Salies-de-Béarn : la Cité du Sel
« Si you nou eri mourt, arres n'y bibéré » (Si je n'y étais pas mort, personne n'y vivrait.).
Cette phrase gravée, au-dessus d’une sculpture de sanglier, au cœur de la cité béarnaise de Salies (dans les Pyrénées-Atlantiques), rappelle à tous les origines légendaires de la ville et de la découverte du sel qui fait sa richesse.
Selon la mémoire locale, c’est au cours d’une chasse menée par le célèbre comte de Foix, Gaston Phœbus, qu’un sanglier blessé disparait dans les marais. Il est retrouvé quelques jours plus tard, mort, mais en parfait état de conservation et couvert d’une fine pellicule brillante, formée par les cristaux de sel après évaporation de l’eau.
Les salines découvertes à cette occasion auraient entraîné la fondation de la ville.
En réalité, les eaux salées de cette région du Béarn sont connues et exploitées dès l’Âge du Bronze. À l’époque romaine, ces eaux sont utilisées pour en extraire le sel, mais également pour des soins thermaux.
Dès le Moyen-Âge, la ville se construit et s’organise, « en escargot » autour de la place centrale du Bayaà où se trouve la source principale de la ville. Les voisins, appelés besis, sont tous propriétaires de la source salée.
Au fil des siècles, les règles concernant l’utilisation de l’eau s’établissent, jusqu’en 1587, date à laquelle elles sont inscrites par écrit dans le « Livre Noir » de la cité.
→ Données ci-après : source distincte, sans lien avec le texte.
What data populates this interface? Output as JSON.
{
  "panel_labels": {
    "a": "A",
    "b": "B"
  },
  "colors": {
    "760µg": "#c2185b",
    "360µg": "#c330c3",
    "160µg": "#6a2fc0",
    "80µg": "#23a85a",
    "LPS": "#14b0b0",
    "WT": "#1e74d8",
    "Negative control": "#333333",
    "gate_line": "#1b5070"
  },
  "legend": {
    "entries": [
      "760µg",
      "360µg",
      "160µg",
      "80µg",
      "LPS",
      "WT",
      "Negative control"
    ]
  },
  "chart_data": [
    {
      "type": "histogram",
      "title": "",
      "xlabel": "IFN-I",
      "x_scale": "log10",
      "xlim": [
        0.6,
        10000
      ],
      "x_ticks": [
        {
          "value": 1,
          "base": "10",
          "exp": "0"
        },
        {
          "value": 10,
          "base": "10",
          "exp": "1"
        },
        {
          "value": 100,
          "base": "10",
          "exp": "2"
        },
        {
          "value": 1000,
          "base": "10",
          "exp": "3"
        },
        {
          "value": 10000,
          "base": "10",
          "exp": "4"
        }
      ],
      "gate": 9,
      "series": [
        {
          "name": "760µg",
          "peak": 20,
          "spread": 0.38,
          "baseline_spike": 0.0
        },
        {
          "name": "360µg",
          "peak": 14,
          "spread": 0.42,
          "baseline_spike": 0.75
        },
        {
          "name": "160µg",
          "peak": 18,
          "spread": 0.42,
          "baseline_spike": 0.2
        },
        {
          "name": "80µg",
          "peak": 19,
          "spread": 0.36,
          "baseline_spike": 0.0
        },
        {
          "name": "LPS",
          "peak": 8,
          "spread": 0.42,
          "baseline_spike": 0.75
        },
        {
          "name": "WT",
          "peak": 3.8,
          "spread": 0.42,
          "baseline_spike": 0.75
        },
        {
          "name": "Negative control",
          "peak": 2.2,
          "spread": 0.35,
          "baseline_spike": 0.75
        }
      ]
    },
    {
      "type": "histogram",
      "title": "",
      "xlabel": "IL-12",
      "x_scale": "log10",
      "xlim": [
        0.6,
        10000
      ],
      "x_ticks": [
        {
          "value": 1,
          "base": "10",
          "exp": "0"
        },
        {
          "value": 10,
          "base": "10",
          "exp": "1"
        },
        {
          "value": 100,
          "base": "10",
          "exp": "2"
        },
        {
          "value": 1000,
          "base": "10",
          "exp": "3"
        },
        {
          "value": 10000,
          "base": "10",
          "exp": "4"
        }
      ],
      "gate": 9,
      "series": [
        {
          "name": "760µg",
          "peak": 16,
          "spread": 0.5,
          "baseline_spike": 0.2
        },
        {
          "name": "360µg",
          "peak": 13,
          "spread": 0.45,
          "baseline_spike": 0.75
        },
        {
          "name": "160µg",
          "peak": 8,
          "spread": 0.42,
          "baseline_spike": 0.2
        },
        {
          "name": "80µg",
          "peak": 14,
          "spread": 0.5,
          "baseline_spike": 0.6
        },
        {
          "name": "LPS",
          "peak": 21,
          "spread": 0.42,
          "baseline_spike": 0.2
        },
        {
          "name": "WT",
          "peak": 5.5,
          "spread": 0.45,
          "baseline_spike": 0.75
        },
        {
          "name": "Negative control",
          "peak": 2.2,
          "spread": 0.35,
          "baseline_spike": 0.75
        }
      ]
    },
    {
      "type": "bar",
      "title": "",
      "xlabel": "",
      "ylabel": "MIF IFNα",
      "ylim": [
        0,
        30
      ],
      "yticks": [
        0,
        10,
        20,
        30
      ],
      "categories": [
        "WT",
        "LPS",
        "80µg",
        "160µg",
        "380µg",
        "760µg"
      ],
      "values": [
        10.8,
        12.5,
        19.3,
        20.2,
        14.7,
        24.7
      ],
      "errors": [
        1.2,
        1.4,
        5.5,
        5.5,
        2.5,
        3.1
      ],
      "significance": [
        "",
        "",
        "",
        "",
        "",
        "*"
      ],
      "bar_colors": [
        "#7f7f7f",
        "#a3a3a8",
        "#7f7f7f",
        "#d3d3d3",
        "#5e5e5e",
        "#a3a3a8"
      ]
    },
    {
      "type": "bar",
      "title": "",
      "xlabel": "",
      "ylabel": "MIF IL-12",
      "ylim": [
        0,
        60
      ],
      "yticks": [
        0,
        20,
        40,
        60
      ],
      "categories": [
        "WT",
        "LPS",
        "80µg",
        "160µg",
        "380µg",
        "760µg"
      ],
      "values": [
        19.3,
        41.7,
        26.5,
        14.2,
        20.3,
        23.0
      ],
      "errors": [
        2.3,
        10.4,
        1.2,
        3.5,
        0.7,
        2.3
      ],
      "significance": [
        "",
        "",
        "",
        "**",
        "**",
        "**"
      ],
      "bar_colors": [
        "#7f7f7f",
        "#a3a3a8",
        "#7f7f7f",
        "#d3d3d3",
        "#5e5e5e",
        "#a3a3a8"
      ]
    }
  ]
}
Les propriétaires de la source prennent alors le nom de « Parts-Prenants de la Fontaine Salée ».
Les journées sont alors rythmées par des coups de cloches qui annoncent la puisée de l’eau salée par les tiredous (porteurs) qui utilisent des sameaux (cuves en bois de 92 litres environ). Ils les déversent dans les coulédés, réservoirs extérieurs aux maisons, acheminant l’eau vers les poêles privés, permettant l’extraction du sel.
Le nombre de sameaux par habitant est régit par le Livre Noir et appelé Compte de Saüce. Il est fonction du statut marital et de la place de chacun dans la fratrie. Les héritiers sont toujours les aînés mâles. Mais les filles peuvent devenir Part-Prenant, en cas d’absence de frère. Pour être Part-Prenant il faut également résider depuis au moins 6 mois dans Salies.
Malgré les soubresauts de l’histoire et les tentatives de plusieurs souverains de s’emparer de cette richesse, les Salisiens ont conservé la propriété de leur fontaine salée.
Si, aujourd’hui, l’exploitation du sel s’est semi-industrialisée, les Par-Prenants en sont toujours les bénéficiaires et les règles de succession et de propriété de 1587 s’appliquent encore.
Les Part-Prenants, également propriétaires des thermes de la ville qui se sont développés au XIXe siècle, louent l’exploitation de ces richesses à plusieurs sociétés.
Jusqu’en 2060, l’exploitation de la saline est confiée au Consortium du jambon de Bayonne. Ainsi, ce jambon renommé du Pays Basque ne peut être labellisé IGP que s’il est salé avec le sel de Salies-de-Béarn.